Review: Wheels of Change by Sue Macy
Title: Wheels of Change: How Women Rode the Bicycle to Freedom (With a Few Flat Tires Along the Way)
Author: Macy, Sue
Length: 96 pages
Genre: Non-Fiction, Young Adult, History
Publisher / Year: National Geographic Children’s Books / 2011
Source: Purchased from Amazon.
Why I Read It: I’ve been biking more locally, and this looked like an interesting look at the history of women biking.
Date Read: 16/06/12
“Let me tell you what I think of bicycling. I think it has done more to emancipate women than anything else in the world. I stand and rejoice every time I see a woman ride by on a wheel.” Susan B Anthony in “Champion of Her Sex” by Nellie Bly, New York World, February 2, 1896 (page 77)
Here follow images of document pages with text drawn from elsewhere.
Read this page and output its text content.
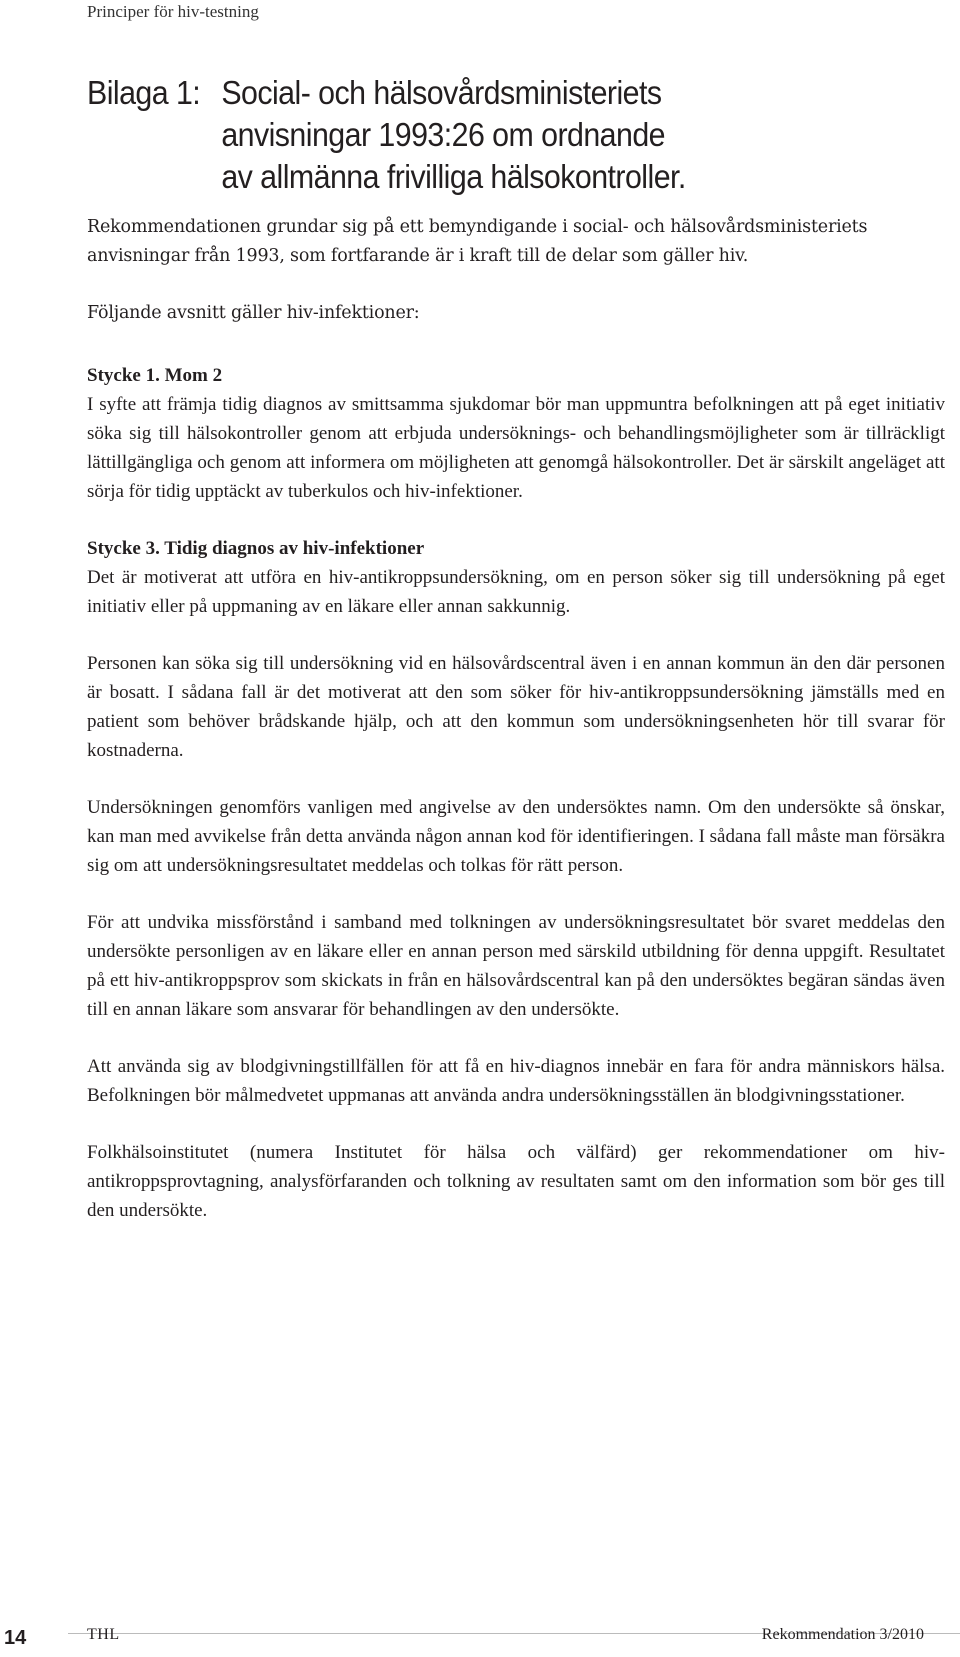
Principer för hiv-testning
Bilaga 1: Social- och hälsovårdsministeriets anvisningar 1993:26 om ordnande av allmänna frivilliga hälsokontroller.

Rekommendationen grundar sig på ett bemyndigande i social- och hälsovårdsministeriets anvisningar från 1993, som fortfarande är i kraft till de delar som gäller hiv.

Följande avsnitt gäller hiv-infektioner:

Stycke 1. Mom 2

I syfte att främja tidig diagnos av smittsamma sjukdomar bör man uppmuntra befolkningen att på eget initiativ söka sig till hälsokontroller genom att erbjuda undersöknings- och behandlingsmöjligheter som är tillräckligt lättillgängliga och genom att informera om möjligheten att genomgå hälsokontroller. Det är särskilt angeläget att sörja för tidig upptäckt av tuberkulos och hiv-infektioner.

Stycke 3. Tidig diagnos av hiv-infektioner

Det är motiverat att utföra en hiv-antikroppsundersökning, om en person söker sig till undersökning på eget initiativ eller på uppmaning av en läkare eller annan sakkunnig.

Personen kan söka sig till undersökning vid en hälsovårdscentral även i en annan kommun än den där personen är bosatt. I sådana fall är det motiverat att den som söker för hiv-antikroppsundersökning jämställs med en patient som behöver brådskande hjälp, och att den kommun som undersökningsenheten hör till svarar för kostnaderna.

Undersökningen genomförs vanligen med angivelse av den undersöktes namn. Om den undersökte så önskar, kan man med avvikelse från detta använda någon annan kod för identifieringen. I sådana fall måste man försäkra sig om att undersökningsresultatet meddelas och tolkas för rätt person.

För att undvika missförstånd i samband med tolkningen av undersökningsresultatet bör svaret meddelas den undersökte personligen av en läkare eller en annan person med särskild utbildning för denna uppgift. Resultatet på ett hiv-antikroppsprov som skickats in från en hälsovårdscentral kan på den undersöktes begäran sändas även till en annan läkare som ansvarar för behandlingen av den undersökte.

Att använda sig av blodgivningstillfällen för att få en hiv-diagnos innebär en fara för andra människors hälsa. Befolkningen bör målmedvetet uppmanas att använda andra undersökningsställen än blodgivningsstationer.

Folkhälsoinstitutet (numera Institutet för hälsa och välfärd) ger rekommendationer om hiv-antikroppsprovtagning, analysförfaranden och tolkning av resultaten samt om den information som bör ges till den undersökte.

14	THL	Rekommendation 3/2010
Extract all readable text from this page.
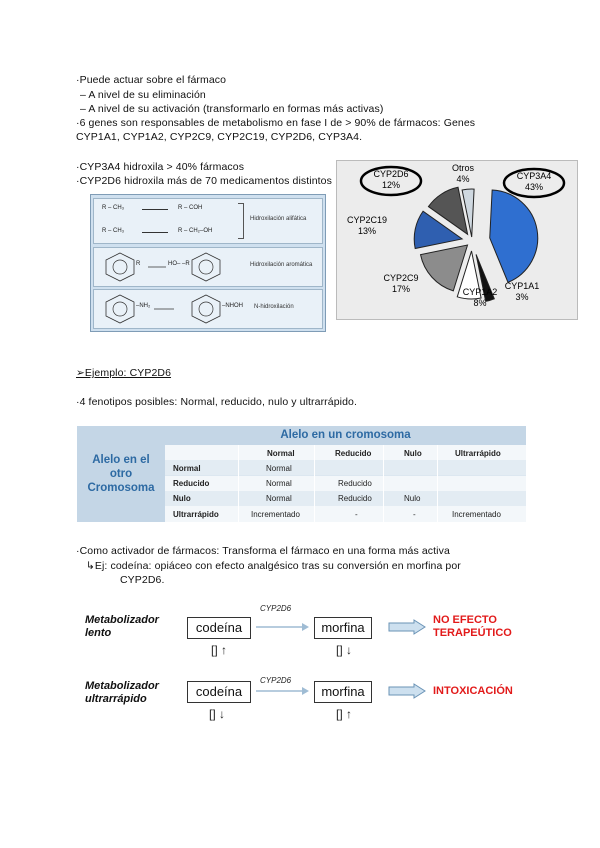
·Puede actuar sobre el fármaco
– A nivel de su eliminación
– A nivel de su activación (transformarlo en formas más activas)
·6 genes son responsables de metabolismo en fase I de > 90% de fármacos: Genes
CYP1A1, CYP1A2, CYP2C9, CYP2C19, CYP2D6, CYP3A4.
·CYP3A4 hidroxila > 40% fármacos
·CYP2D6 hidroxila más de 70 medicamentos distintos
R – CH₃	R – COH
R – CH₃	R – CH₂–OH
Hidroxilación alifática
R	HO– –R	Hidroxilación aromática
–NH₂	–NHOH N-hidroxilación
CYP3A4
43%
CYP1A1
3%
CYP1A2
8%
CYP2C9
17%
CYP2C19
13%
CYP2D6
12%
Otros
4%
➢Ejemplo: CYP2D6
·4 fenotipos posibles: Normal, reducido, nulo y ultrarrápido.
Alelo en el
otro
Cromosoma
Alelo en un cromosoma
Normal	Reducido	Nulo	Ultrarrápido
Normal	Normal
Reducido	Normal	Reducido
Nulo	Normal	Reducido	Nulo
Ultrarrápido	Incrementado	-	-	Incrementado
·Como activador de fármacos: Transforma el fármaco en una forma más activa
↳Ej: codeína: opiáceo con efecto analgésico tras su conversión en morfina por
CYP2D6.
Metabolizador
lento	codeína
CYP2D6
morfina	NO EFECTO
TERAPEÚTICO
[] ↑	[] ↓
Metabolizador
ultrarrápido	codeína
CYP2D6
morfina	INTOXICACIÓN
[] ↓	[] ↑
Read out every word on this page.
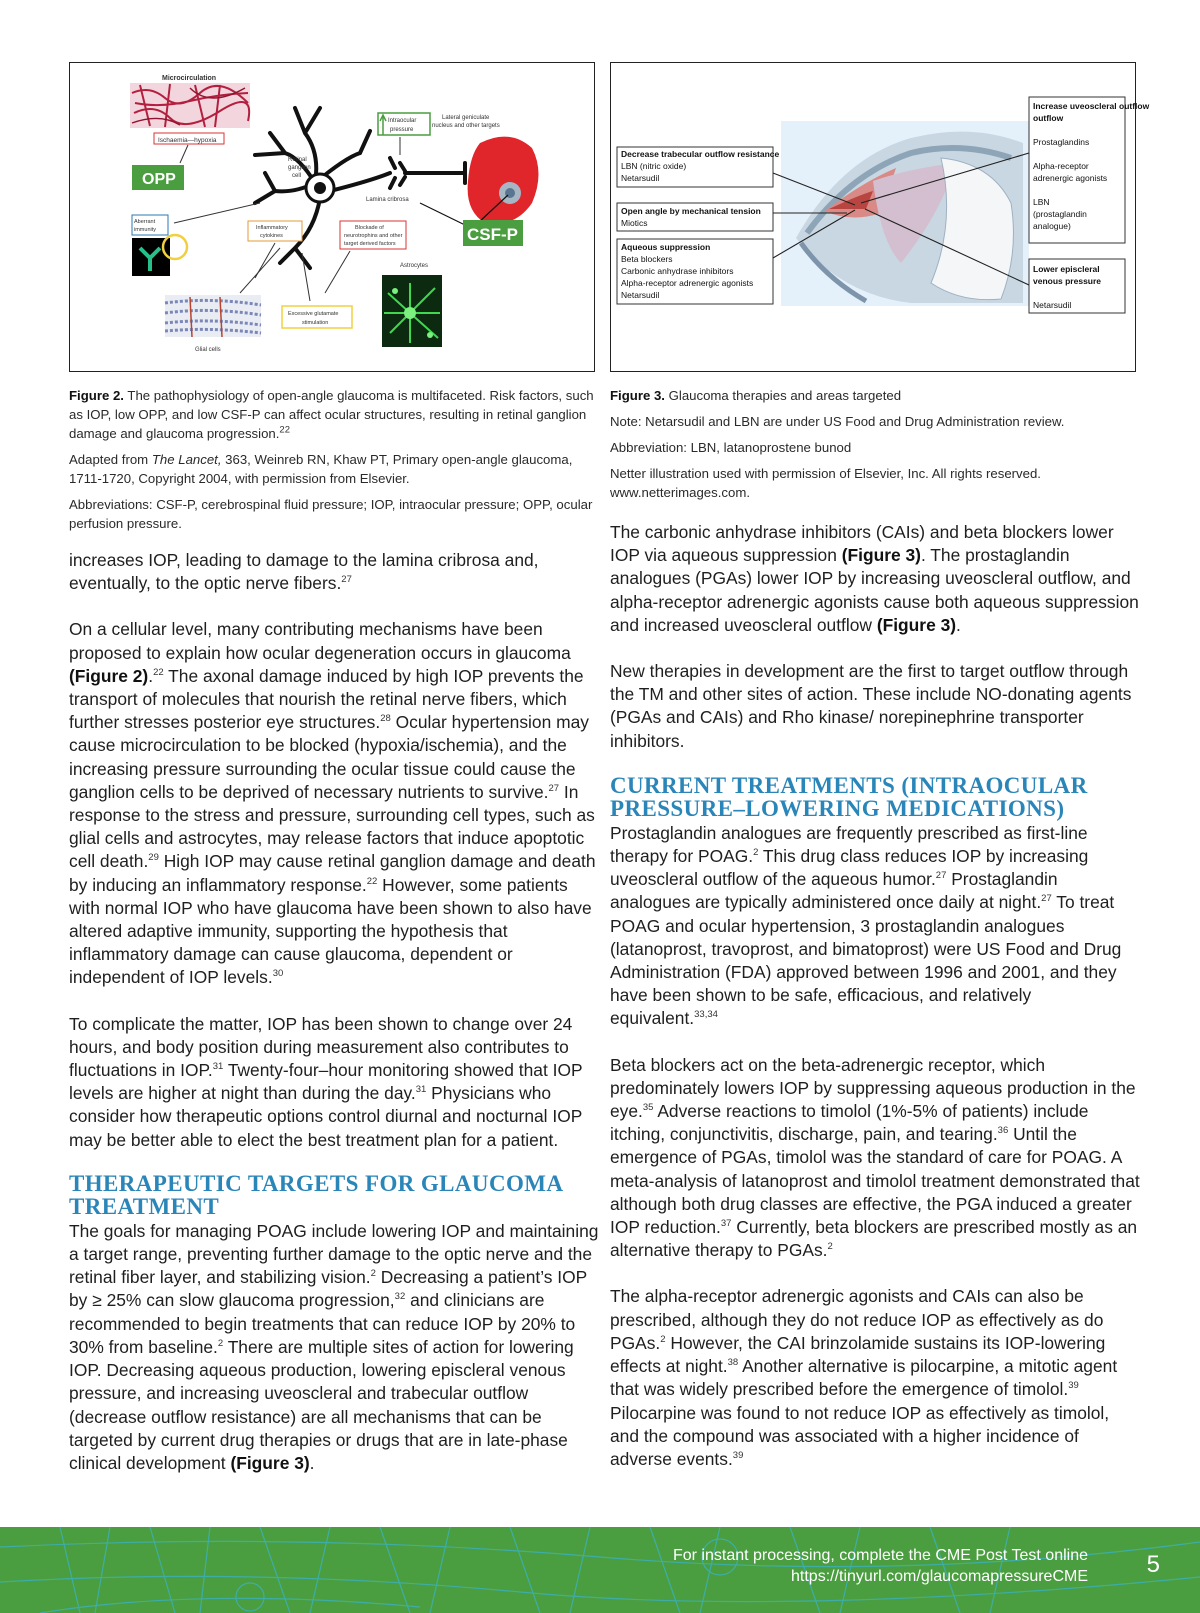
Microcirculation
Ischaemia—hypoxia
OPP
Retinal
ganglion
cell
Intraocular
pressure
Lateral geniculate
nucleus and other targets
Lamina cribrosa
CSF-P
Aberrant
immunity	Inflammatory
cytokines
Blockade of
neurotrophins and other
target derived factors
Astrocytes
Glial cells
Excessive glutamate
stimulation
Decrease trabecular outflow resistance
LBN (nitric oxide)
Netarsudil
Open angle by mechanical tension
Miotics
Aqueous suppression
Beta blockers
Carbonic anhydrase inhibitors
Alpha-receptor adrenergic agonists
Netarsudil
Increase uveoscleral outflow
outflow
Prostaglandins
Alpha-receptor
adrenergic agonists
LBN
(prostaglandin
analogue)
Lower episcleral
venous pressure
Netarsudil

Figure 2. The pathophysiology of open-angle glaucoma is multifaceted. Risk factors, such as IOP, low OPP, and low CSF-P can affect ocular structures, resulting in retinal ganglion damage and glaucoma progression.$^{22}$

Adapted from The Lancet, 363, Weinreb RN, Khaw PT, Primary open-angle glaucoma, 1711-1720, Copyright 2004, with permission from Elsevier.

Abbreviations: CSF-P, cerebrospinal fluid pressure; IOP, intraocular pressure; OPP, ocular perfusion pressure.

Figure 3. Glaucoma therapies and areas targeted

Note: Netarsudil and LBN are under US Food and Drug Administration review.

Abbreviation: LBN, latanoprostene bunod

Netter illustration used with permission of Elsevier, Inc. All rights reserved. www.netterimages.com.

increases IOP, leading to damage to the lamina cribrosa and, eventually, to the optic nerve fibers.$^{27}$

On a cellular level, many contributing mechanisms have been proposed to explain how ocular degeneration occurs in glaucoma (Figure 2).$^{22}$ The axonal damage induced by high IOP prevents the transport of molecules that nourish the retinal nerve fibers, which further stresses posterior eye structures.$^{28}$ Ocular hypertension may cause microcirculation to be blocked (hypoxia/ischemia), and the increasing pressure surrounding the ocular tissue could cause the ganglion cells to be deprived of necessary nutrients to survive.$^{27}$ In response to the stress and pressure, surrounding cell types, such as glial cells and astrocytes, may release factors that induce apoptotic cell death.$^{29}$ High IOP may cause retinal ganglion damage and death by inducing an inflammatory response.$^{22}$ However, some patients with normal IOP who have glaucoma have been shown to also have altered adaptive immunity, supporting the hypothesis that inflammatory damage can cause glaucoma, dependent or independent of IOP levels.$^{30}$

To complicate the matter, IOP has been shown to change over 24 hours, and body position during measurement also contributes to fluctuations in IOP.$^{31}$ Twenty-four–hour monitoring showed that IOP levels are higher at night than during the day.$^{31}$ Physicians who consider how therapeutic options control diurnal and nocturnal IOP may be better able to elect the best treatment plan for a patient.

THERAPEUTIC TARGETS FOR GLAUCOMA TREATMENT

The goals for managing POAG include lowering IOP and maintaining a target range, preventing further damage to the optic nerve and the retinal fiber layer, and stabilizing vision.$^2$ Decreasing a patient’s IOP by ≥ 25% can slow glaucoma progression,$^{32}$ and clinicians are recommended to begin treatments that can reduce IOP by 20% to 30% from baseline.$^2$ There are multiple sites of action for lowering IOP. Decreasing aqueous production, lowering episcleral venous pressure, and increasing uveoscleral and trabecular outflow (decrease outflow resistance) are all mechanisms that can be targeted by current drug therapies or drugs that are in late-phase clinical development (Figure 3).

The carbonic anhydrase inhibitors (CAIs) and beta blockers lower IOP via aqueous suppression (Figure 3). The prostaglandin analogues (PGAs) lower IOP by increasing uveoscleral outflow, and alpha-receptor adrenergic agonists cause both aqueous suppression and increased uveoscleral outflow (Figure 3).

New therapies in development are the first to target outflow through the TM and other sites of action. These include NO-donating agents (PGAs and CAIs) and Rho kinase/ norepinephrine transporter inhibitors.

CURRENT TREATMENTS (INTRAOCULAR PRESSURE–LOWERING MEDICATIONS)

Prostaglandin analogues are frequently prescribed as first-line therapy for POAG.$^2$ This drug class reduces IOP by increasing uveoscleral outflow of the aqueous humor.$^{27}$ Prostaglandin analogues are typically administered once daily at night.$^{27}$ To treat POAG and ocular hypertension, 3 prostaglandin analogues (latanoprost, travoprost, and bimatoprost) were US Food and Drug Administration (FDA) approved between 1996 and 2001, and they have been shown to be safe, efficacious, and relatively equivalent.$^{33,34}$

Beta blockers act on the beta-adrenergic receptor, which predominately lowers IOP by suppressing aqueous production in the eye.$^{35}$ Adverse reactions to timolol (1%-5% of patients) include itching, conjunctivitis, discharge, pain, and tearing.$^{36}$ Until the emergence of PGAs, timolol was the standard of care for POAG. A meta-analysis of latanoprost and timolol treatment demonstrated that although both drug classes are effective, the PGA induced a greater IOP reduction.$^{37}$ Currently, beta blockers are prescribed mostly as an alternative therapy to PGAs.$^2$

The alpha-receptor adrenergic agonists and CAIs can also be prescribed, although they do not reduce IOP as effectively as do PGAs.$^2$ However, the CAI brinzolamide sustains its IOP-lowering effects at night.$^{38}$ Another alternative is pilocarpine, a mitotic agent that was widely prescribed before the emergence of timolol.$^{39}$ Pilocarpine was found to not reduce IOP as effectively as timolol, and the compound was associated with a higher incidence of adverse events.$^{39}$

For instant processing, complete the CME Post Test online
https://tinyurl.com/glaucomapressureCME 5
In this book Macy has compiled a history of the bicycle as it relates to women. She covers the early history of bicycling, advancements in the bikes themselves (and the various names they’ve had through the years!), racing and women racing, clothing, road conditions, and more. It may surprise many to hear how much history can actually be traced back to the bicycle. Road ways were improved for them, women’s clothing restrictions lessened, women could exercise more, women had more freedom to come and go, and more. Of course, there were also people who were vocally against the bicycle for women. The book contains many quotes from both sides of the debate, some of which I’ve shared through this review.
“Many a girl has come to her ruin through a spin on a country road.” Charlotte Smith, Brooklyn Eagle, August 20, 2896 (page 28)
Also included throughout the book are images from the time of women bicycling and many images from advertisements. These images and excerpts give the book a fun and engaging feel while still being informative. Macy covers quite a bit of the early history in the United States and includes many materials from the time. The book is well-researched and also well-written.
As with many of the non-fiction books coming from the US, my main issue was that the book was heavily US focused. Although Britain was mentioned a couple of times in passing, as the source of many of the advancements, the people who were discussed were the Americans who brought the advancements in bicycling to the US or manufactured them locally rather than those whose ideas originated the advancements. The rest of us (read: non-Americans) can read the book and enjoy it, but we certainly won’t find much about bicycling outside of the US.
Elizabeth Cady Stanton wrote that the bicycle taught “an equality in social relations without distinction as to color or previous conditions of servitude.” (page 81)
Recommended for those who like history, want to know more about women and bicycling, enjoy biking, or for children and teens who want to learn a bit more about the history of the United States and the part the bicycle played in it.